AI Agent · Enterprise Knowledge
Enterprise AI Chat
A private, citation-backed RAG assistant that answers only from each tenant's own documents.
Overview
Enterprise AI Chat is a multi-tenant RAG (retrieval-augmented generation) document assistant. Each workspace uploads its own documents, PDF, Word, Excel, CSV, and asks natural-language questions that are answered strictly from that workspace's content, with source citations. One shared chat model serves every tenant while answers stay scoped to each tenant's private knowledge base, with no model training or fine-tuning required.
The challenge
Organizations sit on large piles of internal documents that are hard to search and easy to misquote. Generic chatbots hallucinate and have no access to private knowledge, and many organizations cannot send proprietary documents to third-party clouds at all. The product needed to give teams a private, citation-backed assistant that answers only from their own files, with strict per-tenant data isolation.
What we built
- A RAG pipeline orchestrated with LlamaIndex: documents are chunked with a sentence splitter (512-token chunks, 64-token overlap), embedded, and stored as vectors; queries retrieve the top-k most similar chunks and feed them to the LLM.
- Strict multi-tenant isolation in Chroma, where each tenant gets its own collection so there is no cross-workspace data leakage.

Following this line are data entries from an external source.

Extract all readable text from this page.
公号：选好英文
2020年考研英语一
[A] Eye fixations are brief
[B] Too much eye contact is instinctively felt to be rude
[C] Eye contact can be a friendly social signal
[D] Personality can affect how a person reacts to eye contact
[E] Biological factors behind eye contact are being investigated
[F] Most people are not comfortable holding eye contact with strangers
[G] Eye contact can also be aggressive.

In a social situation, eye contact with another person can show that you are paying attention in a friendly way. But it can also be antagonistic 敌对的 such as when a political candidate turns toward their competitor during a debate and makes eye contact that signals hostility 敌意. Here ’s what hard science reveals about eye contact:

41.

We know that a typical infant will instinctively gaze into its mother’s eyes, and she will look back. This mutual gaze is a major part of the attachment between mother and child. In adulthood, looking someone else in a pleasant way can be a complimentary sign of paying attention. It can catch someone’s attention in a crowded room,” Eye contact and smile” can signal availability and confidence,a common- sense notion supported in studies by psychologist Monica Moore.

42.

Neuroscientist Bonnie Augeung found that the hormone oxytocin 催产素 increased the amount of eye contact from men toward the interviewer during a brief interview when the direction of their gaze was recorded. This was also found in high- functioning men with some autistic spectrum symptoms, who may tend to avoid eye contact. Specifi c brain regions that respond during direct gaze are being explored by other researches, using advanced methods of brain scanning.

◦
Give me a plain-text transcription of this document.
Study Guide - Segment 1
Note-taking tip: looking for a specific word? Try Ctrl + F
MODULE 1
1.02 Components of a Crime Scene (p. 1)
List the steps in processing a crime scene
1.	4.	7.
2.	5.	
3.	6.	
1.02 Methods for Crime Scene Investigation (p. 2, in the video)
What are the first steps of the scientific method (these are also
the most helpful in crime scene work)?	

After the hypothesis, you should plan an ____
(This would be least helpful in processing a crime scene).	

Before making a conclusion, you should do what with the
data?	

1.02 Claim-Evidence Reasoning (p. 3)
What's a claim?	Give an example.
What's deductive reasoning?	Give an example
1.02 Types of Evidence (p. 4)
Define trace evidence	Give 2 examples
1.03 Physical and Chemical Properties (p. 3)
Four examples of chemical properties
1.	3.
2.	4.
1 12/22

- Local embeddings via fastembed running BAAI/bge-small-en-v1.5, no API key and no cloud calls, and an Ollama-served local LLM (default llama3.1) for fully on-prem inference, both swappable to hosted providers (OpenRouter) through a provider factory with zero code changes.
- A carefully engineered grounding prompt that forces answers to use only retrieved context, refuse when the answer is not in the documents, cite source filenames, and stream responses as clean Markdown.

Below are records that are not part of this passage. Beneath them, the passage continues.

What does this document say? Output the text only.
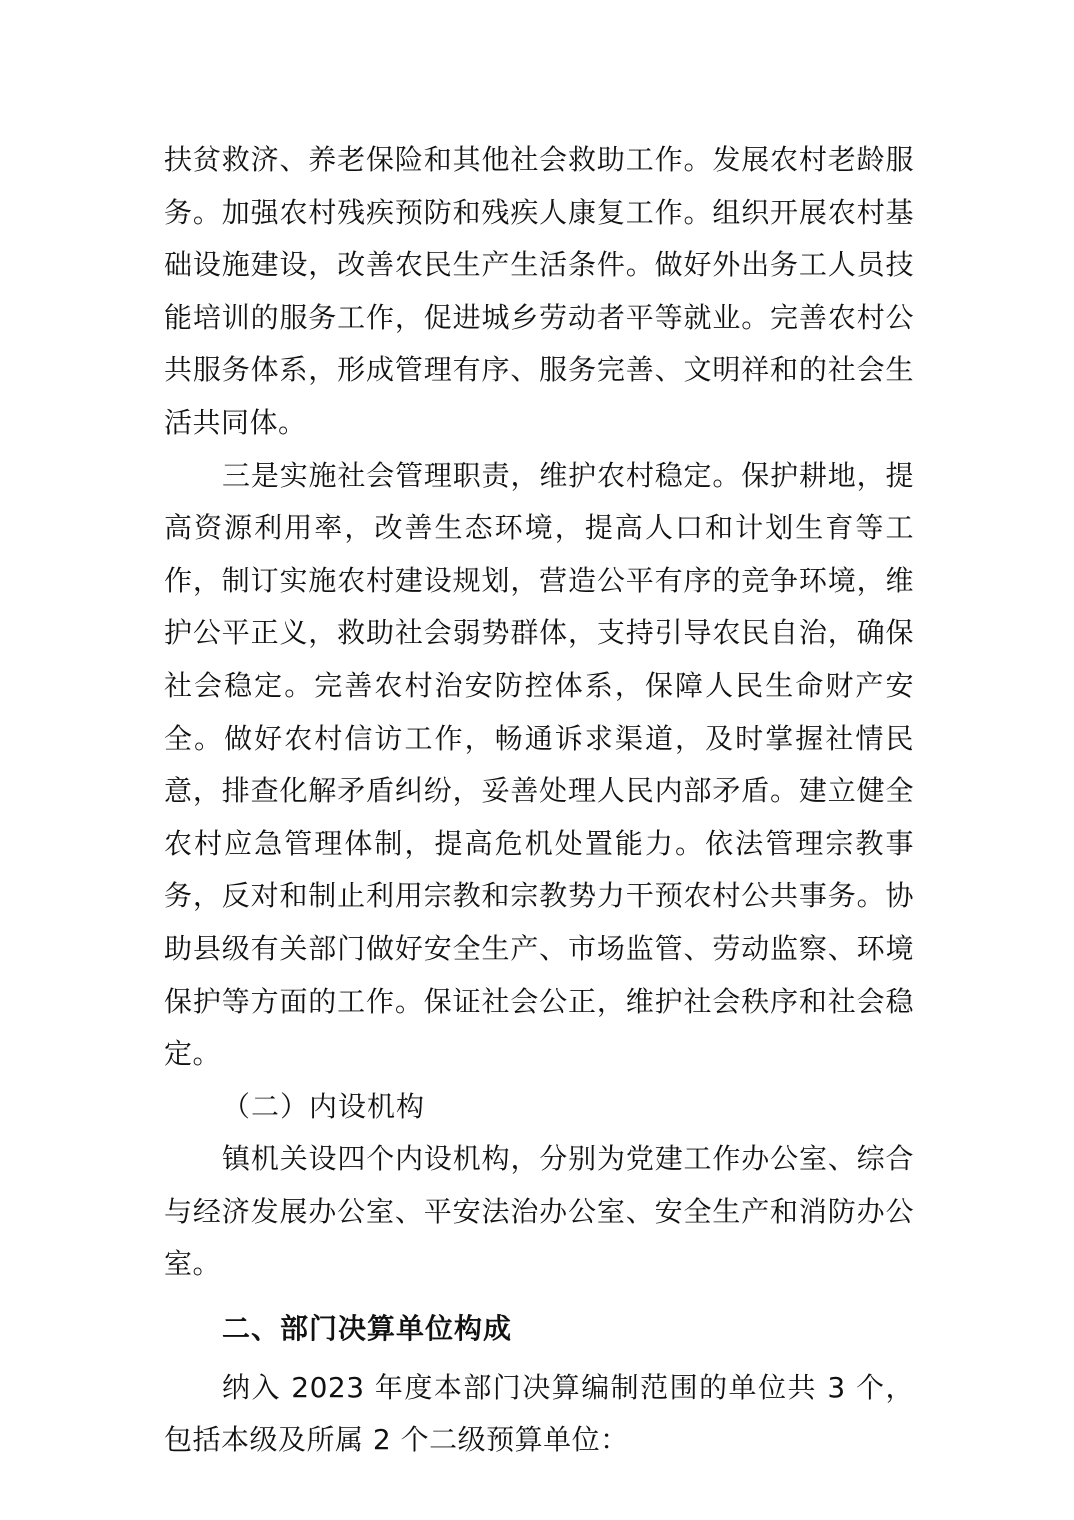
扶贫救济、养老保险和其他社会救助工作。发展农村老龄服务。加强农村残疾预防和残疾人康复工作。组织开展农村基础设施建设，改善农民生产生活条件。做好外出务工人员技能培训的服务工作，促进城乡劳动者平等就业。完善农村公共服务体系，形成管理有序、服务完善、文明祥和的社会生活共同体。

三是实施社会管理职责，维护农村稳定。保护耕地，提高资源利用率，改善生态环境，提高人口和计划生育等工作，制订实施农村建设规划，营造公平有序的竞争环境，维护公平正义，救助社会弱势群体，支持引导农民自治，确保社会稳定。完善农村治安防控体系，保障人民生命财产安全。做好农村信访工作，畅通诉求渠道，及时掌握社情民意，排查化解矛盾纠纷，妥善处理人民内部矛盾。建立健全农村应急管理体制，提高危机处置能力。依法管理宗教事务，反对和制止利用宗教和宗教势力干预农村公共事务。协助县级有关部门做好安全生产、市场监管、劳动监察、环境保护等方面的工作。保证社会公正，维护社会秩序和社会稳定。

（二）内设机构

镇机关设四个内设机构，分别为党建工作办公室、综合与经济发展办公室、平安法治办公室、安全生产和消防办公室。

二、部门决算单位构成

纳入 2023 年度本部门决算编制范围的单位共 3 个，包括本级及所属 2 个二级预算单位：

- A storage split where MongoDB holds tenant metadata, document records, and chat history, raw files live on per-tenant disk, and Chroma holds the vectors, served behind a FastAPI backend with a Next.js 16 / React 19 frontend.
Results
Enterprise AI Chat delivers faster answers from internal documents with traceable citations instead of manual search, and constrains responses to retrieved content to keep hallucination risk low. Because it can run fully offline with local embeddings and a local LLM, it offers a strong data-privacy posture for sensitive sectors such as legal, finance, and healthcare. A single shared model serves all tenants without per-tenant fine-tuning, and teams can swap between local and hosted models without touching code.